Prügel-Video setzt Polizei unter Druck
Von Patrick Wammerl
Der Aufschrei ist groß und reicht hinauf bis zum scheidenden Interims-Innenminister Eckart Ratz. Das Video eines Polizeibeamten, der auf einen am Boden liegenden Klima-Aktivisten in Wien einschlägt, hat heftige politische Reaktionen zur Folge. Ratz forderte von Wiens Landespolizeipräsident Gerhard Pürstl umgehend eine Untersuchung und vollste Transparenz. Alle beteiligten Polizisten wurden vom Referat für besondere Ermittlungen der Polizei bereits ausgeforscht und ein erster Bericht der Staatsanwaltschaft Wien übermittelt, bestätigt Polizeisprecher Patrick Maierhofer.
Der Vorfall hatte sich Freitagnachmittag im Zuge der Klima-Demonstration ereignet, als eine Gruppe von rund 100 Aktivisten den Wiener Ring bei der Aspernbrückengasse blockierte. Weil sich Teilnehmer weigerten die Blockade aufzulösen, mussten sie von Polizeibeamten weggetragen werden. „Einer der Aktivisten hat sich mit Fußtritten dagegen zur Wehr gesetzt“, schildert Maierhofer. Daraufhin wurde er festgenommen und von mehreren Beamten am Boden fixiert, wo es dann zu den dokumentierten Szenen kam.
Das Video zeigt den Mann, wie er zunächst von drei, danach von fünf Polizisten in Bauchlage am Boden fixiert wird. Ein Beamter versetzte ihm von hinten offensichtlich mehrere Serien heftiger Faustschläge.
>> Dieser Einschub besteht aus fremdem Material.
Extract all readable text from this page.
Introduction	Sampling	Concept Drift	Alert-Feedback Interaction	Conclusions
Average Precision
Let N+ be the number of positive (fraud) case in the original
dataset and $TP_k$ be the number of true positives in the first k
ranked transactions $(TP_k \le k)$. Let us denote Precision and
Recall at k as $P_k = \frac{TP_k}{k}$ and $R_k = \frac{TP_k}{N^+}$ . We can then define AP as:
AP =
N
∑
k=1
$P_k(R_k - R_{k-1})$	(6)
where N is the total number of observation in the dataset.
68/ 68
Die Szenen haben auch polizeiintern für heftige Reaktionen gesorgt. Hochrangige Beamte distanzieren sich von der auf dem Video zu sehenden Vorgangsweise. Laut einem Polizei-Einsatztrainer, der auf Grund des laufenden Verfahrens anonym bleiben möchte, widerspricht das Handeln des Beamten jeglicher Lehrbuch-Taktik. „Der Mann war bereits am Boden fixiert. Es ging keine Gefahr von ihm aus. Wenn man ihm also Handfesseln anlegen wollte, gibt es gängige Techniken, die das möglich machen“, so der Ausbilder.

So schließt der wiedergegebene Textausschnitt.